Through video-recorded, fireside-style chats, students will learn from 15 award-winning Berkeley faculty from 16 academic departments, including special guest Chancellor Carol Christ and economics professor Janet Yellen, former chair of the Federal Reserve, what it means to be a changemaker in their different career fields.

“So, even if a student comes to Berkeley and knows exactly what they want to study, or if they want further time to explore what Berkeley has to offer,” said Hassner, “this class will benefit them at whatever stage they are in that process.”

While the two-unit class consists of 15 sessions with designated deadlines for each week, all course materials are available online for students to access and complete, whenever their schedules allow them.

Moreover, the course is free for all incoming Freshmen who pass it. Students will also receive a free Berkeley unit to use in summer 2021. Hassner said enrollment in the class will be close to 500 students.

‘Embracing the unknown’

A group of students talking to each other and sitting at a long classroom table

UC Berkeley students in Alex Budak’s Haas changemaker course last fall. Third-year student Brittany Sartor sits on the far right engaged in an in-class exercise. (Photo courtesy of Alex Budak)

Third-year student Brittany Sartor took Budak’s initial Haas changemaker class last fall and said first-year students should see the new course as an opportunity to envision their true potential as leaders.

Sartor, a self-proclaimed introvert, said that, prior to Budak’s course, she had always been terrified to talk or chime in during her classes. She said Budak helped push her out of her comfort zone through interactive activities and discussions.
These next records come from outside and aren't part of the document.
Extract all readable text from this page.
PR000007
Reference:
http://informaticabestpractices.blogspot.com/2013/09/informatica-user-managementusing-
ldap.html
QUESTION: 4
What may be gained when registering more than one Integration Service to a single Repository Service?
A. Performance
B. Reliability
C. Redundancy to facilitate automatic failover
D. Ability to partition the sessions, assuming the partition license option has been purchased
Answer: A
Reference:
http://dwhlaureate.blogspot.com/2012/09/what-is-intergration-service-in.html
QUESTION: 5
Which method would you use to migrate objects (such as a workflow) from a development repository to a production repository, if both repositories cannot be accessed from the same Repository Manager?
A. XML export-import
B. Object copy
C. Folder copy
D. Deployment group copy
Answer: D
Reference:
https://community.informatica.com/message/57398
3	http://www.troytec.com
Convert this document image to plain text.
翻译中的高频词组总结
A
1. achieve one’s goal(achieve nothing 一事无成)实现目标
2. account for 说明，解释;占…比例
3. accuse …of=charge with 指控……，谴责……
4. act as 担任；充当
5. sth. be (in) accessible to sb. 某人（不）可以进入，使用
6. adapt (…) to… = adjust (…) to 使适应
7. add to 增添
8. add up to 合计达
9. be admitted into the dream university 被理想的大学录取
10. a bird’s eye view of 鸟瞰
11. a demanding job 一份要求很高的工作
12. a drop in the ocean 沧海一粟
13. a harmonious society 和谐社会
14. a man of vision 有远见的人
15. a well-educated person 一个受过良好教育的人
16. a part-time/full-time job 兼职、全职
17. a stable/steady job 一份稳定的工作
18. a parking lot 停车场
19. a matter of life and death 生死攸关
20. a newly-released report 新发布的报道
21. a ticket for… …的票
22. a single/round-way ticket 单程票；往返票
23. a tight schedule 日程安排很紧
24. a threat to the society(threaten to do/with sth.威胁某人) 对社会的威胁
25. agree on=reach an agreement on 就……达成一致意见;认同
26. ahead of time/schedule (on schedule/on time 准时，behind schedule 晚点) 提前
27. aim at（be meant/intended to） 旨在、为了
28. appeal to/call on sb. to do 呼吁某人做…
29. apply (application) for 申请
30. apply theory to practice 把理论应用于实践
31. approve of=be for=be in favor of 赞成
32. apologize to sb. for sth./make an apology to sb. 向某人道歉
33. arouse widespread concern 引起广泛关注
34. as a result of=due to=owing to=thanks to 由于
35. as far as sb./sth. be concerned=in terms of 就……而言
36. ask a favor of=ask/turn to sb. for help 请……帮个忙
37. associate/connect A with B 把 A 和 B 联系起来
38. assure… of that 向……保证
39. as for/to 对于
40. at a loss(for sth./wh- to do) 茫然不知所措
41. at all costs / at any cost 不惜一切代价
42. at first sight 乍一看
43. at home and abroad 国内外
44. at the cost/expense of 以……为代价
One assignment she remembers was having to walk around campus asking strangers to borrow a hat, or sing a Beatles song on the spot. It was an exercise in experiencing rejection that she said helped her feel more comfortable asking people for help.

“I grew not only as a leader, but as a person,” said Sartor, who wants to start her own company that creates plant-based alternatives to meat. “I’m more willing to go after the things that I’m passionate about and to make the changes in myself that I personally can make.”

Alyssa Zhou took the course and said that Budak’s positive energy and ability to inspire his students made her feel comfortable with “embracing the unknown.”

Zhou, who admits she is a stickler for preparation, said that after she graduates next year, she wants to work as a health care worker in a developing country and is excited for that journey, wherever it may take her.

“Alex re-framed failure as a positive thing, and asked us to ‘fail forward,’” said Zhou. “Failure is inevitable, so I was able to realize that it’s just all about putting your best foot forward and moving on from your mistakes.”

A world in pivot

Lyons said Budak’s new changemaker course could become an onboarding experience for all newly admitted students that can lead to other “changemaker” connector courses, or even a credential through an all-encompassing “Change-school.”

Rich Lyons smiling

“The Berkeley changemaker narrative is most fundamentally about values, and especially those values that make Berkeley so distinctive,” said Berkeley Chief Innovation and Entrepreneurship Officer Rich Lyons.

In the midst of a global pandemic, Lyons said, developing great leadership is essential for people to be able to move forward, together.

“The world is pivoting right now, and we don’t know how long this is going to last,” Lyons said. “But it’s especially important, in these kinds of moments, to still look up at the horizon from time to time. Let’s continue to think big, because this course, and those that proceed it, have the potential to change the lives of a lot of students.”

Budak added that, amidst pushes for current societal change, as protests against systemic racism and police violence continue around the world, “it is a privilege to be teaching this course at this moral moment.”

“We have an ethical imperative to be both anti-racist and action-oriented,” he said. “And I believe that both the substantive lessons of the course, as well as its values, will help our students become the changemakers our communities and our country need right now.”